Pretty sure you can though. If you aim at 300 000 verts per frame, the close up view can use high detail models, about 2-4k per model if there's only a handful of them on screen. As you zoom out you can use lower detail model, e.g. 128 verts models, this way you'll still be able to meet your verts budget. When you're completely zoomed out you can go as low as few polygons per model, e.g. a box would only take 8. For some models you can simply use a flat sheet, effectively using a sprite. For static models you can render their image to a framebuffer and use resulting sprite for every instance of that object on-screen. So using low poly count you can circumvent having to draw huge number of models. And of course 300 000 verts per frame isn't very large number, modern GPUs can do billions of vertices per second, so at 60 fps target framerate you still have multiple million of vertices budget, if you can get GPU to render you stuff without stalling i.e. waiting on CPU to issue another draw call.

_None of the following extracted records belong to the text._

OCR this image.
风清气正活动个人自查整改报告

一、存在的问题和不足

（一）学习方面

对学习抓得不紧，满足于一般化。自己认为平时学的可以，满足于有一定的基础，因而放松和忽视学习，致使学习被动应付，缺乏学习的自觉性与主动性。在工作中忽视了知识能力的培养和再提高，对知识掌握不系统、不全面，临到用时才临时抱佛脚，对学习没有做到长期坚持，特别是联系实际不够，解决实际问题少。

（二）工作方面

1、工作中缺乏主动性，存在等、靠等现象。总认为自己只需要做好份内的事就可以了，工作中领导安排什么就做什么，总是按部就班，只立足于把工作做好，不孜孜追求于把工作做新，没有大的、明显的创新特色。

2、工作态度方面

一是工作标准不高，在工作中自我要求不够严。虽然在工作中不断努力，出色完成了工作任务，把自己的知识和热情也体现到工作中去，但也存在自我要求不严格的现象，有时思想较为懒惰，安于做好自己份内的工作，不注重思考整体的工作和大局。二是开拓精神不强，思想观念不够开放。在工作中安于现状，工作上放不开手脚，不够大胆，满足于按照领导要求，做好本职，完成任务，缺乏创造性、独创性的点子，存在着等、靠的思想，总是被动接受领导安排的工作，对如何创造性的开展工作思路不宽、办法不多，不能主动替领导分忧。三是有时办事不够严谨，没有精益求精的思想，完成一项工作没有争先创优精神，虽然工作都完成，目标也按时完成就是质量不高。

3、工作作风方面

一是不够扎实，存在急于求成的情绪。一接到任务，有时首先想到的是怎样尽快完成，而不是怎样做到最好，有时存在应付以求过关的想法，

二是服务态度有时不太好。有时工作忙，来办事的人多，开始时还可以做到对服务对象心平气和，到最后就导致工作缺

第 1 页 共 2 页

It's also worth mentioning that clever use of vertexbuffers will be necessary, as number of draw calls is a bottleneck in current GPU APIs (not nearly as much in Vulkan). When using very large number of models, you will have to use simpler animations or use same animated mesh for each object of the same type e.g. assembly machine, to save on 3d animating computational complexity. Chances are such approach will not even look off on far zoomed out models because you can't exactly see what's going on anyway, you can only tell if it's "runing" or "stopped", so if you were to start animation in other place where you stopped it, people will probably not notice. Same with replacing "full" inserter animation with simple Z-axis rotation for very far zoomed out image.

Additionally, if you're using 3d models, you will then automatically be able to use different camera angle. Even though completely flat terrain wouldn't look nice, still, ability to orbit the camera around the player would come handy, even if at a fixed angle. You would also be able to get rid of the whole "non-square squares" thing, which plagues trains especially badly.

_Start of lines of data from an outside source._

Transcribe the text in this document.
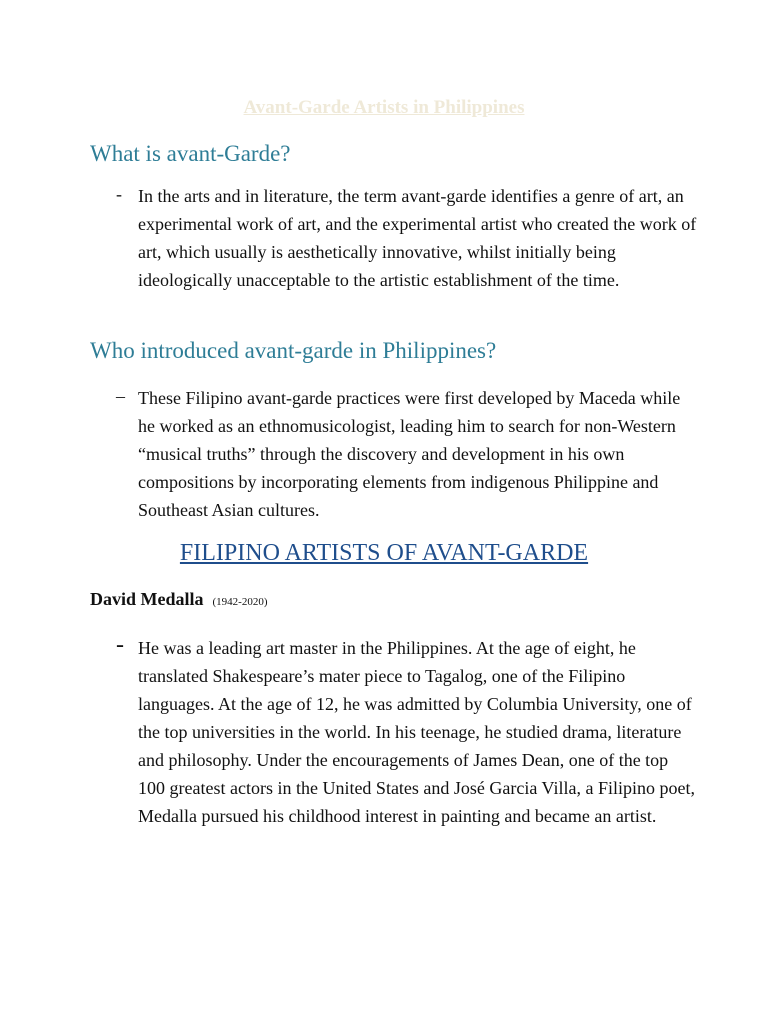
Avant-Garde Artists in Philippines
What is avant-Garde?
- In the arts and in literature, the term avant-garde identifies a genre of art, an experimental work of art, and the experimental artist who created the work of art, which usually is aesthetically innovative, whilst initially being ideologically unacceptable to the artistic establishment of the time.

Who introduced avant-garde in Philippines?
– These Filipino avant-garde practices were first developed by Maceda while he worked as an ethnomusicologist, leading him to search for non-Western “musical truths” through the discovery and development in his own compositions by incorporating elements from indigenous Philippine and Southeast Asian cultures.

FILIPINO ARTISTS OF AVANT-GARDE

David Medalla (1942-2020)

- He was a leading art master in the Philippines. At the age of eight, he translated Shakespeare’s mater piece to Tagalog, one of the Filipino languages. At the age of 12, he was admitted by Columbia University, one of the top universities in the world. In his teenage, he studied drama, literature and philosophy. Under the encouragements of James Dean, one of the top 100 greatest actors in the United States and José Garcia Villa, a Filipino poet, Medalla pursued his childhood interest in painting and became an artist.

As for "too big an overhaul", I don't really think so. Sure it would take generating models with multiple LOD levels out of high-poly artwork meshes, and then doing some adjustments to that they look good, but other than that - not so much. They already have all models and textures and animations. The only thing I could tell would require design from scratch is inserter model and animation, because there isn't really a model nor animation for inserter, only a bunch of disjoint pieces that are then programmatically animated in run-time.